In the summer of 2016, when Pittsburgh’s water was tested for the first time since Veolia began instituting changes, the resulting lead levels exceeded the federal limit. Before Veolia, the water authority had long supplemented its water with soda ash, a substance very similar to baking soda that lines the inside of pipes to prevent corrosion. But under Veolia’s management, it switched to caustic soda—which, while approved for use, is generally acknowledged as an inferior, cheaper, means of corrosion control. The switch to caustic soda stripped the inside of PWSA’s pipes, removing the layer of minerals previously deposited by soda ash, helping leach lead into the city’s drinking water.

The mayor and the City of Pittsburgh say they were never notified of the change.
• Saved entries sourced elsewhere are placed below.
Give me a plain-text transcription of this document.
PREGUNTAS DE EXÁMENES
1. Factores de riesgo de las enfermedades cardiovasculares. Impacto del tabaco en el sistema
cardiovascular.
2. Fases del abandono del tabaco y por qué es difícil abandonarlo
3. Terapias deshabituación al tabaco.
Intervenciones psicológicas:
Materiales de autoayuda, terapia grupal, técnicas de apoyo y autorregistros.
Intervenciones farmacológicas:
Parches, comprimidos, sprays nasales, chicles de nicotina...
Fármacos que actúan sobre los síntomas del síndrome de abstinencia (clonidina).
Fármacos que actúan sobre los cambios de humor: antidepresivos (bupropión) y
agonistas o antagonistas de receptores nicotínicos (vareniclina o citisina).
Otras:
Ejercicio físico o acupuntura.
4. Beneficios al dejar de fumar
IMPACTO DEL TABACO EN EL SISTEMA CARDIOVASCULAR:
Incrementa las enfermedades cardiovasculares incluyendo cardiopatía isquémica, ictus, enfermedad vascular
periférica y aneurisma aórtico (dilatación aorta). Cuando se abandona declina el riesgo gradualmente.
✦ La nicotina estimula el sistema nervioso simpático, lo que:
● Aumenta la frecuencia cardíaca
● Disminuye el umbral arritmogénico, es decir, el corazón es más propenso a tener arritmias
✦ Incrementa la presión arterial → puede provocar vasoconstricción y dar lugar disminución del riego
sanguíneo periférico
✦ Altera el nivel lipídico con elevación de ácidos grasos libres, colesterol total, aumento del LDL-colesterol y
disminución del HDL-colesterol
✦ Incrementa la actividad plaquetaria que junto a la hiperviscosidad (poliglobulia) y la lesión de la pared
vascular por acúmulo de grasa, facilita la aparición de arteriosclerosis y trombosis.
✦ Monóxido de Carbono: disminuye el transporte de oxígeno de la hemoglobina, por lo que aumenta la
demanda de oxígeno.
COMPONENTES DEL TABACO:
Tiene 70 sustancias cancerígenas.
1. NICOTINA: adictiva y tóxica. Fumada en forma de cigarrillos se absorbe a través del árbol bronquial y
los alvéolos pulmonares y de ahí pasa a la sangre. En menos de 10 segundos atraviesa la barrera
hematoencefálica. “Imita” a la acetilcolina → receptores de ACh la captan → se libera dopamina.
The state Department of Environmental Protection demanded immediate testing when notified PWSA had switched back to soda ash and chastised PWSA for making unapproved modifications to the water-treatment process. Veolia says it had no part in the decision, arguing the PWSA board approved the switch—a board made up of half Veolia executives and half members of PWSA’s Board of Directors. And according to The Guardian, “Under Veolia’s management, PWSA’s new executive director, James Good, a longtime Veolia employee and former private water lobbyist, became the second-highest paid public employee in the region. He earned $240,000 a year with generous benefits.”
The Public-Private Partnership (PPP) and its British cousin, the QUANGO (Quasi-Autonomous Non-Governmental Organization) have not proved to be successes.

It's not surprising.  When you juxtapose taxpayer money with a lack of accountability, incompetence and corruption are what you are paying for.